If you think that’s the worst of it, keep reading. The same women who claim to be “breaking free” spend their downtime mocking the very men they use. Donors get ripped apart in comment threads and ridiculed for their looks, their age, and their hair, like some twisted talent show for genetics. It’s open-season bullying from the same crowd that preaches compassion and understanding. But it turns out, when men are reduced to parts, empathy gets the boot.

SOURCE

Below some pictures of a man in his 50s with curly, dyed black hair, commenters wrote: “Are you knocking out Gary Glitter clones?”, “Temu Fred West more like Frank East,” and “Christ don’t let it breed 🤣.”

Donors are not spared trouble or pain either — men who advertise their services can face a barrage of personal abuse, especially about their physical appearance.
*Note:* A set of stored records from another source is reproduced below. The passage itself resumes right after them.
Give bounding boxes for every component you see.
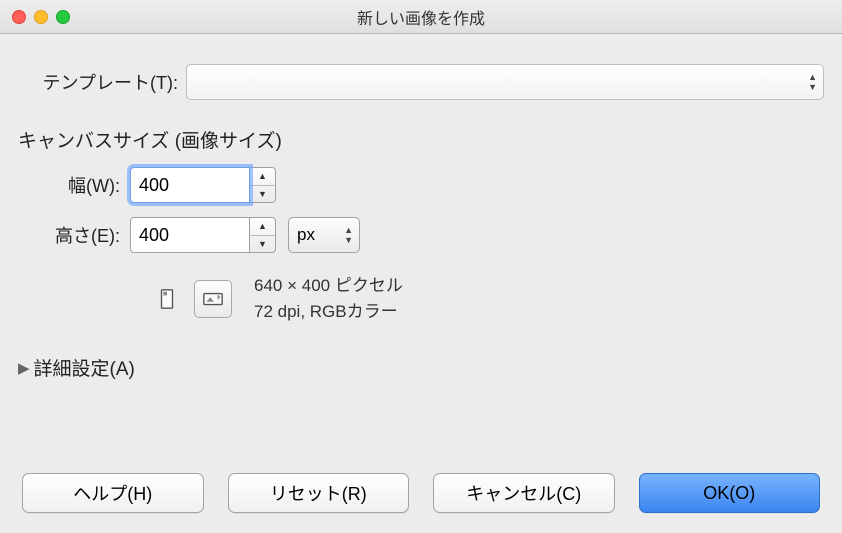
width-step-down-button[interactable]: ▼ <box>250 186 275 203</box>
height-step-down-button[interactable]: ▼ <box>250 236 275 253</box>
width-stepper-buttons: ▲ ▼ <box>250 167 276 203</box>
width-step-up-button[interactable]: ▲ <box>250 168 275 186</box>
expander-triangle-icon: ▶ <box>18 359 30 377</box>
width-input[interactable] <box>130 167 250 203</box>
canvas-info: 640 × 400 ピクセル 72 dpi, RGBカラー <box>254 273 403 324</box>
unit-value: px <box>297 225 315 245</box>
portrait-icon <box>156 288 178 310</box>
zoom-window-button[interactable] <box>56 10 70 24</box>
width-label: 幅(W): <box>18 172 130 198</box>
canvas-info-dimensions: 640 × 400 ピクセル <box>254 273 403 299</box>
title-bar: 新しい画像を作成 <box>0 0 842 34</box>
cancel-button[interactable]: キャンセル(C) <box>433 473 615 513</box>
orientation-landscape-button[interactable] <box>194 280 232 318</box>
height-label: 高さ(E): <box>18 222 130 248</box>
landscape-icon <box>202 288 224 310</box>
unit-arrows-icon: ▲▼ <box>344 218 353 252</box>
advanced-settings-label: 詳細設定(A) <box>34 354 135 381</box>
ok-button[interactable]: OK(O) <box>639 473 821 513</box>
advanced-settings-expander[interactable]: ▶ 詳細設定(A) <box>18 354 824 381</box>
height-input[interactable] <box>130 217 250 253</box>
unit-select[interactable]: px ▲▼ <box>288 217 360 253</box>
canvas-size-section-title: キャンバスサイズ (画像サイズ) <box>18 126 824 153</box>
help-button[interactable]: ヘルプ(H) <box>22 473 204 513</box>
width-spinner: ▲ ▼ <box>130 167 276 203</box>
height-step-up-button[interactable]: ▲ <box>250 218 275 236</box>
dropdown-arrows-icon: ▲▼ <box>808 65 817 99</box>
minimize-window-button[interactable] <box>34 10 48 24</box>
dialog-button-bar: ヘルプ(H) リセット(R) キャンセル(C) OK(O) <box>22 473 820 513</box>
template-dropdown[interactable]: ▲▼ <box>186 64 824 100</box>
reset-button[interactable]: リセット(R) <box>228 473 410 513</box>
template-label: テンプレート(T): <box>18 69 178 95</box>
close-window-button[interactable] <box>12 10 26 24</box>
orientation-portrait-button[interactable] <box>148 280 186 318</box>
canvas-info-resolution: 72 dpi, RGBカラー <box>254 299 403 325</box>
height-stepper-buttons: ▲ ▼ <box>250 217 276 253</box>
window-title: 新しい画像を作成 <box>0 5 842 29</box>
window-controls <box>12 10 70 24</box>
height-spinner: ▲ ▼ <box>130 217 276 253</box>
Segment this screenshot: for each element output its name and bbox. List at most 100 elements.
Younger, more conventionally good-looking men tend to be very popular. These prolific donors can quickly become minor celebrities in the sperm-donation universe.

DEBRIEFING 

What’s happening in this twisted "Babydust" world isn’t female liberation. It’s desperation. These women think they’re rewriting the rules, but all they’ve done is turn creation into online commerce. Every “empowered choice” comes with a receipt, and the human cost doesn’t show up until much later when genetic issues and medical challenges inevitably come into play.

Men are treated like utilities, mocked when they’re useful, and erased when they’re no longer needed. This is the new female empowerment. Isn't it beautiful? The irony is that this movement claims to reject patriarchy, but it’s building the coldest version of it ever. It's a new patriarchy where nobody connects, everybody transacts, and kids are born into chaos.

NOW YOU KNOW

The real tragedy isn’t the women or the donors. It’s the children who’ll grow up knowing they were crowd-sourced into existence, built from broken people... that’s the legacy of "Babydust."